"Il y a un décalage de quatre mois et demi ou cinq mois (par rapport au calendrier initial) en raison de l'encombrement du calendrier parlementaire", a indiqué jeudi à l'AFP le rapporteur de la mission d'information sur la bioéthique, Jean-Louis Touraine, député LREM.
"Une stratégie électorale avant l'intérêt des familles", a sèchement dénoncé le président de SOS homophobie Joël Deumier. Celui-ci y voit une manière d'éviter des débats polémiques avant les élections européennes de mai, alors que l'exécutif accuse depuis plusieurs semaines une baisse continue de popularité.

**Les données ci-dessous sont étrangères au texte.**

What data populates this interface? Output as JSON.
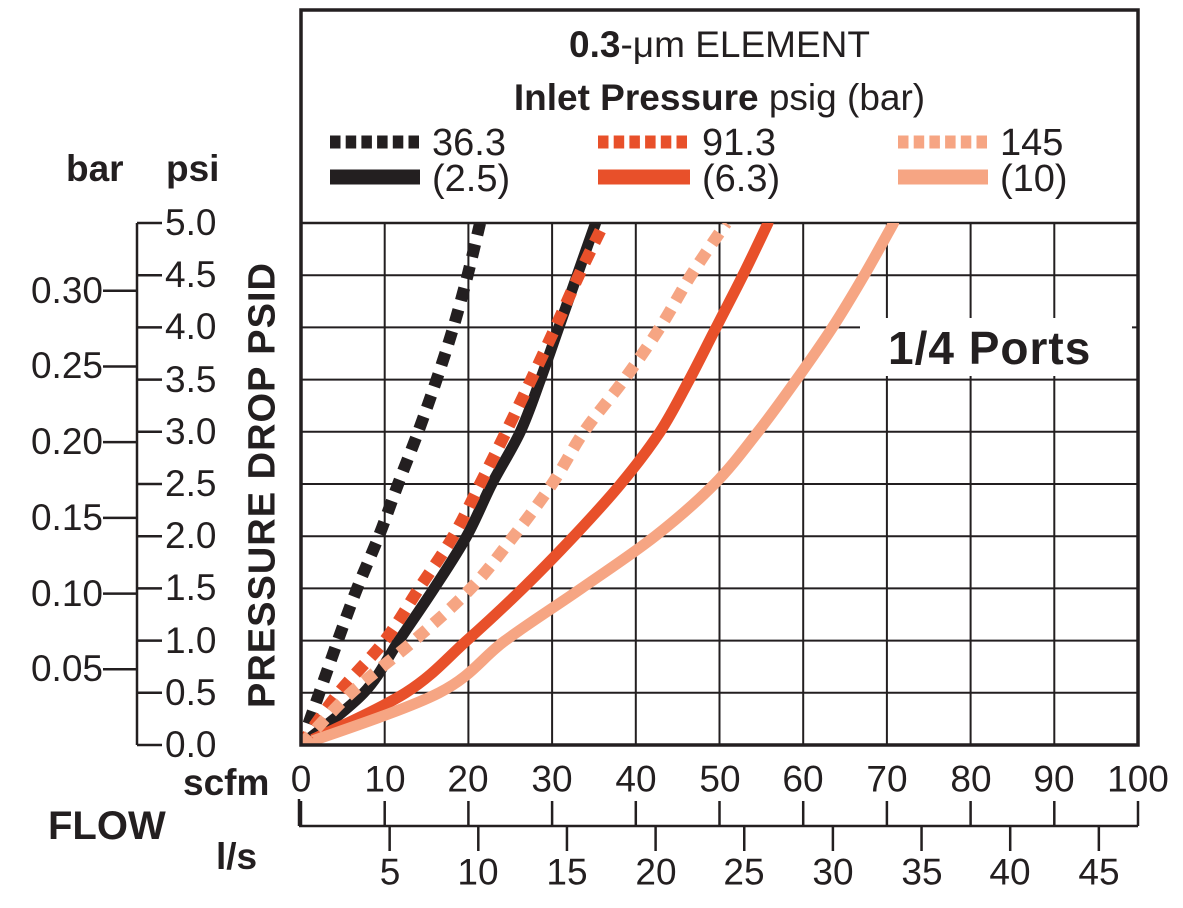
{
  "title": {
    "line1_bold": "0.3",
    "line1_rest": "-μm ELEMENT",
    "line2_bold": "Inlet Pressure",
    "line2_rest": " psig (bar)"
  },
  "legend": {
    "entries": [
      {
        "psig_label": "36.3",
        "bar_label": "(2.5)",
        "color": "#231f20"
      },
      {
        "psig_label": "91.3",
        "bar_label": "(6.3)",
        "color": "#e8502a"
      },
      {
        "psig_label": "145",
        "bar_label": "(10)",
        "color": "#f6a583"
      }
    ]
  },
  "annotation": "1/4 Ports",
  "axes": {
    "left": {
      "bar_header": "bar",
      "psi_header": "psi",
      "axis_label": "PRESSURE DROP PSID",
      "psi_ticks": [
        "5.0",
        "4.5",
        "4.0",
        "3.5",
        "3.0",
        "2.5",
        "2.0",
        "1.5",
        "1.0",
        "0.5",
        "0.0"
      ],
      "bar_ticks": [
        "0.30",
        "0.25",
        "0.20",
        "0.15",
        "0.10",
        "0.05"
      ]
    },
    "bottom": {
      "scfm_header": "scfm",
      "flow_header": "FLOW",
      "ls_header": "l/s",
      "scfm_ticks": [
        "0",
        "10",
        "20",
        "30",
        "40",
        "50",
        "60",
        "70",
        "80",
        "90",
        "100"
      ],
      "ls_ticks": [
        "5",
        "10",
        "15",
        "20",
        "25",
        "30",
        "35",
        "40",
        "45"
      ]
    }
  },
  "chart_data": {
    "type": "line",
    "title": "0.3-μm ELEMENT — Inlet Pressure psig (bar)",
    "xlabel": "FLOW (scfm, upper scale; l/s, lower scale)",
    "ylabel": "PRESSURE DROP PSID (psi, right scale; bar, left scale)",
    "annotation": "1/4 Ports",
    "xlim_scfm": [
      0,
      100
    ],
    "ylim_psi": [
      0,
      5
    ],
    "grid": true,
    "legend_position": "top",
    "ls_per_scfm": 0.4719,
    "psi_levels": [
      0,
      0.5,
      1.0,
      1.5,
      2.0,
      2.5,
      3.0,
      3.5,
      4.0,
      4.5,
      5.0
    ],
    "series": [
      {
        "name": "36.3 psig (2.5 bar) - dotted",
        "inlet_psig": 36.3,
        "inlet_bar": 2.5,
        "style": "dotted",
        "color": "#231f20",
        "scfm_at_psi": [
          0,
          2.2,
          4.4,
          6.7,
          9.3,
          11.6,
          14.0,
          16.2,
          18.2,
          19.9,
          21.4
        ]
      },
      {
        "name": "36.3 psig (2.5 bar) - solid",
        "inlet_psig": 36.3,
        "inlet_bar": 2.5,
        "style": "solid",
        "color": "#231f20",
        "scfm_at_psi": [
          0,
          7.5,
          11.7,
          15.9,
          19.8,
          22.8,
          26.2,
          28.6,
          30.8,
          33.0,
          35.2
        ]
      },
      {
        "name": "91.3 psig (6.3 bar) - dotted",
        "inlet_psig": 91.3,
        "inlet_bar": 6.3,
        "style": "dotted",
        "color": "#e8502a",
        "scfm_at_psi": [
          0,
          4.5,
          10.0,
          14.1,
          18.2,
          21.4,
          24.5,
          27.5,
          30.4,
          33.2,
          36.2
        ]
      },
      {
        "name": "91.3 psig (6.3 bar) - solid",
        "inlet_psig": 91.3,
        "inlet_bar": 6.3,
        "style": "solid",
        "color": "#e8502a",
        "scfm_at_psi": [
          0,
          12.5,
          19.8,
          26.5,
          32.6,
          38.2,
          42.9,
          46.4,
          49.6,
          52.8,
          55.8
        ]
      },
      {
        "name": "145 psig (10 bar) - dotted",
        "inlet_psig": 145,
        "inlet_bar": 10,
        "style": "dotted",
        "color": "#f6a583",
        "scfm_at_psi": [
          0,
          6.0,
          13.5,
          20.3,
          25.4,
          30.0,
          33.8,
          38.6,
          42.9,
          46.6,
          50.8
        ]
      },
      {
        "name": "145 psig (10 bar) - solid",
        "inlet_psig": 145,
        "inlet_bar": 10,
        "style": "solid",
        "color": "#f6a583",
        "scfm_at_psi": [
          0,
          16.5,
          24.4,
          33.5,
          42.3,
          49.4,
          54.6,
          59.2,
          63.5,
          67.3,
          70.8
        ]
      }
    ]
  }
}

Le ministère de la Santé a pour sa part indiqué à l'AFP que "l'objectif est de présenter le projet de loi au premier trimestre, quitte à ce que le débat ait lieu plus tard pour des raisons de calendrier".
Initialement, le gouvernement avait annoncé qu'il présenterait le projet de loi sur la bioéthique avant la fin de l'année, en vue d'un débat au Parlement au premier trimestre 2019.
Marqueur de la jambe gauche de l'axiome "et en même temps" macroniste, l'ouverture de la PMA à toutes les femmes figurait dans le programme du candidat Macron, qui l'avait toutefois conditionné à un avis favorable du Comité consultatif national d'éthique.
Ce dernier obtenu, ainsi que celui de l'Office parlementaire d'évaluation des choix scientifiques et technologiques, le débat avait glissé sur le terrain politique.
Édouard Philippe avait alors donné le "la": "On peut y aller", avait-il encouragé fin septembre dans L'Émission politique, en se disant "à titre personnel (...) plutôt favorable".
La précaution sémantique rappelait la prudence extrême avec laquelle l'exécutif entendait traiter un sujet jugé sensible, cinq ans après les débats tendus autour de l'ouverture du mariage aux couples de même sexe.
"Il faut créer les conditions pour un débat le plus apaisé possible, pour un projet de loi aux enjeux complexes, dont la PMA n'est pas le plus difficile", a rappelé jeudi l'entourage de la ministre de la Santé, Agnès Buzyn, citant "la congélation des ovocytes, les recherches sur l'embryon, le droit de la filiation".
"On souhaiterait que l'examen soit précédé d'un travail en commun entre les députés et les sénateurs", ont encore commenté les proches de Mme Buzyn.
"Reculade"
Mais l'annonce a été sévèrement reçue par les associations LGBT (lesbiennes, gays, bi, trans). "Nous sommes furieux", a tonné auprès de l'AFP Laurène Chesnel, déléguée Famille de l'Inter-LGBT, lesbienne et mère de deux filles nées par PMA, ajoutant : "on nous fait passer après la réforme constitutionnelle". "Ce n'est pas à nous de payer l'affaire Benalla!", qui avait entraîné le report de ladite réforme, a-t-elle rappelé.
Gaylib, l'association des LGBT de centre droit, rattachée au Mouvement radical, a pour sa part dénoncé auprès de l'AFP "une nouvelle reculade".
Sur le terrain politique, après un flottement certain sur le sujet, la droite s'est mise en ordre ces derniers jours pour batailler contre le projet.
L'extension de la PMA "ouvre la voie à des dérives", a estimé début novembre le président des Républicains Laurent Wauquiez, dans une tribune qui se voulait la ligne officielle du parti.
A contrario, la gauche s'était emparée du débat pour tenter de presser le gouvernement, voire le prendre de court. Lundi, les députés de La France Insoumise avaient déposé une proposition de loi pour un droit universel à la PMA.
Chez les députés de La République en Marche, la question fait pourtant quasiment consensus, à l'exception notable d'une élue de l'Oise, Agnès Thill, recadrée depuis par ses collègues.
La procréation médicalement assistée, ou l'insémination artificielle par don de gamètes anonyme, est aujourd'hui autorisée pour les couples de sexes différents infertiles ou risquant de transmettre une maladie à l'enfant. Le projet prévoit de l'ouvrir aux couples de femmes, ainsi qu'aux célibataires.